Своему крещению он не придавал никакого значения: никогда не ходил в церковь, одинаково не любил ни священников, ни раввинов. Они почему-то у него всегда ассоциировались с похоронами. «Не люблю этих людей, которые над мертвецами поют», — говорил отец. В Бога, однако, верил. Каждое утро и каждый вечер минут десять лежал на спине с закрытыми глазами и что-то шептал — молился. Мог начать молиться в самом неожиданном месте: посреди улицы, в театре. Вдруг останавливался и закрывал глаза.
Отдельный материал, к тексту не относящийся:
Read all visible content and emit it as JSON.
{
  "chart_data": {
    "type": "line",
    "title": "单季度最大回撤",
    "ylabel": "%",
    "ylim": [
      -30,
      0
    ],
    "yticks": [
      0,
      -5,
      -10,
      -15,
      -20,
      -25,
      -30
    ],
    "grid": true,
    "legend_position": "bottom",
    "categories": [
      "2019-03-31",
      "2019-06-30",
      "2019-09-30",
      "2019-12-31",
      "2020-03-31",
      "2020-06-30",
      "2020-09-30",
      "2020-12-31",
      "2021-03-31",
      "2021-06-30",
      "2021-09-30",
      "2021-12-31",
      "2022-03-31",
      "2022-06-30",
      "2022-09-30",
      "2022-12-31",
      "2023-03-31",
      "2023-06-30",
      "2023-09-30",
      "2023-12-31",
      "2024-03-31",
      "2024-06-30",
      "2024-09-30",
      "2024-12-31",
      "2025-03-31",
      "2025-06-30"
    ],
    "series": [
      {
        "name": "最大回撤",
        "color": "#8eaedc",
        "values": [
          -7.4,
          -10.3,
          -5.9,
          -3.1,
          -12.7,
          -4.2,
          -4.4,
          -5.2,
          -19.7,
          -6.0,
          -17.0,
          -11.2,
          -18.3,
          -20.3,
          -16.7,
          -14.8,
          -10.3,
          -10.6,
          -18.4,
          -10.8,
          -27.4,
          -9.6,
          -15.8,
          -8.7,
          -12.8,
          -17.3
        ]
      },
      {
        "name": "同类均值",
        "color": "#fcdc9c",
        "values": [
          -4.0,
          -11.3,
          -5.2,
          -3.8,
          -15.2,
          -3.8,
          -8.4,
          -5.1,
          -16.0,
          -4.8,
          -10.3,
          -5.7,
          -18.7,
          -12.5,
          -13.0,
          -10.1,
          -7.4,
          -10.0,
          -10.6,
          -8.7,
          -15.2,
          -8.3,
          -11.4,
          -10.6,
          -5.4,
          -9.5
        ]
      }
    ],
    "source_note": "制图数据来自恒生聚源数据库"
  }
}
Боже сохрани побеспокоить его в этот момент или показать, что понимаешь, чем он занят. Страшно рассердится и покроет хорошей русской бранью, к которой имел особое пристрастие с детских лет, проведенных в деревне. Про свою веру говорил: «Я не знаю, может быть, ничего нет, но без Бога я не могу. Он (кивок в мою сторону) верит в Бога конкретного — Иисуса Христа. Я верю в Бога абстрактного; не знаю, какой Он, но Он есть». Ближе всего он, видимо, был к Вольтеру, к Л. Н. Толстому. Но отец не любил никаких теорий, не хотел ничего формулировать. Он просто верил и молился какому-то своему «неведомому Богу».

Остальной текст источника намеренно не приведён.